$15,000 buzz at former Air Force base

by dan guzewich Staff writer

A man wielding a chainsaw will make the trip through Griffiss business park a little more interesting this summer.

Roman Jim McDermid has been commissioned to create a sculpture from a hollow maple tree trunk that measures 20 feet tall and 3 feet in diameter as part of an artist-in-residence program. He will be sculpting on his piece from 10 a.m. to 4 p.m. Monday through Saturday until it’s complete, probably in the middle of September.

The cost of the project is about $15,000.

The public is invited to stop and watch him the wood chips fly on Chanute Street, next to the GLDC maintenance garage, across Griffiss Parkway from AmeriCU Credit Union.
“The piece will have aspects of flight, and aspects of working hands. What Griffiss and the region are about,” the sculptor said.

McDermid works in varied media, but is probably best known for his wood sculptures, including one he created on Elmer Hill Road in the Town of Western in 1995. That piece, carved from a standing tree trunk and entitled “Lady of the Lake,” collapsed about two years ago after it was struck by a vehicle.

“I’m drawn to working in wood using a chainsaw, to physically shape it into being,” he explains of his craft. “There is excitement and beauty in the way wood is removed and forms emerge with the energy of the saw.”
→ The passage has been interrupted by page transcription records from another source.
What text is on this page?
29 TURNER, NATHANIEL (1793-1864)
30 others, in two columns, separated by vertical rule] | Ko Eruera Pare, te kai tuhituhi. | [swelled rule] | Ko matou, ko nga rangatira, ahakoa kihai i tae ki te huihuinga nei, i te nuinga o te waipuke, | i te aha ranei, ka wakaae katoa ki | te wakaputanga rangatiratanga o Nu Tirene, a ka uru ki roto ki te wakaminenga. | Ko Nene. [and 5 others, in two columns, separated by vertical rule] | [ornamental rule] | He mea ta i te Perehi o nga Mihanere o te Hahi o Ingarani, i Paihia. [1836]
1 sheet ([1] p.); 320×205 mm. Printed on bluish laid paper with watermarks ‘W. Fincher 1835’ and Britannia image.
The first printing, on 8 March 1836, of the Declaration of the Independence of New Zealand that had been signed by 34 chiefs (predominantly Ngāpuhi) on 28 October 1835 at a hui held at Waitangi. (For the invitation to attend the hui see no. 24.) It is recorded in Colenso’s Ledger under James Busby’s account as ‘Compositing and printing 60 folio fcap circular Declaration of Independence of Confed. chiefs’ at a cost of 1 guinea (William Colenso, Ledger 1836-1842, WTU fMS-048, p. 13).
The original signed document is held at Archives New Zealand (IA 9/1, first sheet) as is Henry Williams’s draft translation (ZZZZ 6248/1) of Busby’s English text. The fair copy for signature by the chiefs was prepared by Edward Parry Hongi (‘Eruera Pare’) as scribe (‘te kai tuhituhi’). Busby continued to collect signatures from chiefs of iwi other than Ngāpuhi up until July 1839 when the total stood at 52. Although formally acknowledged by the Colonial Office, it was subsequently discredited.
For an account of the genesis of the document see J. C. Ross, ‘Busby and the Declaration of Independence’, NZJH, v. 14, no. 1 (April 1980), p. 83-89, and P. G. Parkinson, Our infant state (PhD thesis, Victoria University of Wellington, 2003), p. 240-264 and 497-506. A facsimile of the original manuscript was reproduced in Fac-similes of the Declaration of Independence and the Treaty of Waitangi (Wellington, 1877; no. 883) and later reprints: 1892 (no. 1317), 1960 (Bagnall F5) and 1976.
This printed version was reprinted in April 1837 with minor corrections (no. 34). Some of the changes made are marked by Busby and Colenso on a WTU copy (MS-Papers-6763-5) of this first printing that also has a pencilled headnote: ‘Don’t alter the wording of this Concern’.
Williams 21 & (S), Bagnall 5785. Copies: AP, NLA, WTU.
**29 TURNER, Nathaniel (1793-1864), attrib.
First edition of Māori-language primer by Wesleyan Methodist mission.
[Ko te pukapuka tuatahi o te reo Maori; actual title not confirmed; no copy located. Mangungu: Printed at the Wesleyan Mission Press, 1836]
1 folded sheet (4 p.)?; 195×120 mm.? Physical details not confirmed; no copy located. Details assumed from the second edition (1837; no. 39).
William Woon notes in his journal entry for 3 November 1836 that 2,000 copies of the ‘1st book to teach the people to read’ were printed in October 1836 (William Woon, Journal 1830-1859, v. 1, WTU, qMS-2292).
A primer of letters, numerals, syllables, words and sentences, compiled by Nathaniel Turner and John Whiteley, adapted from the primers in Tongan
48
After its completion, the work will be added to the collection in the Griffiss outdoor sculpture garden. Nine outdoor sculptures were installed around the business park last year.
The tree, thought to be more than 120 years old, was donated by the City of Utica, through the Parks and Recreation Department. It was trucked to Griffiss today.

McDermid’s project is a collaboration of Griffiss Local Development Corp. and the Griffiss Park Landowners Association. Schools and other community groups can schedule special showings with the artist through the Mohawk Valley EDGE office.

McDermid is an artist educator with a bachelors of fine arts degree from Syracuse University and a master’s of fine arts from Cranbrook Academy of Art in Michigan.

He has previously participated is artist-in-residency programs at the New York Foundation for the Arts and the Arts in Education Institute of Utica. Exhibitions of his work can be found at Rome Art and Community Center, Munson-Williams-Proctor Museum of Art and the Neptune Gallery, both in Utica, Kirkland Art Center and Little Falls Center for the Arts.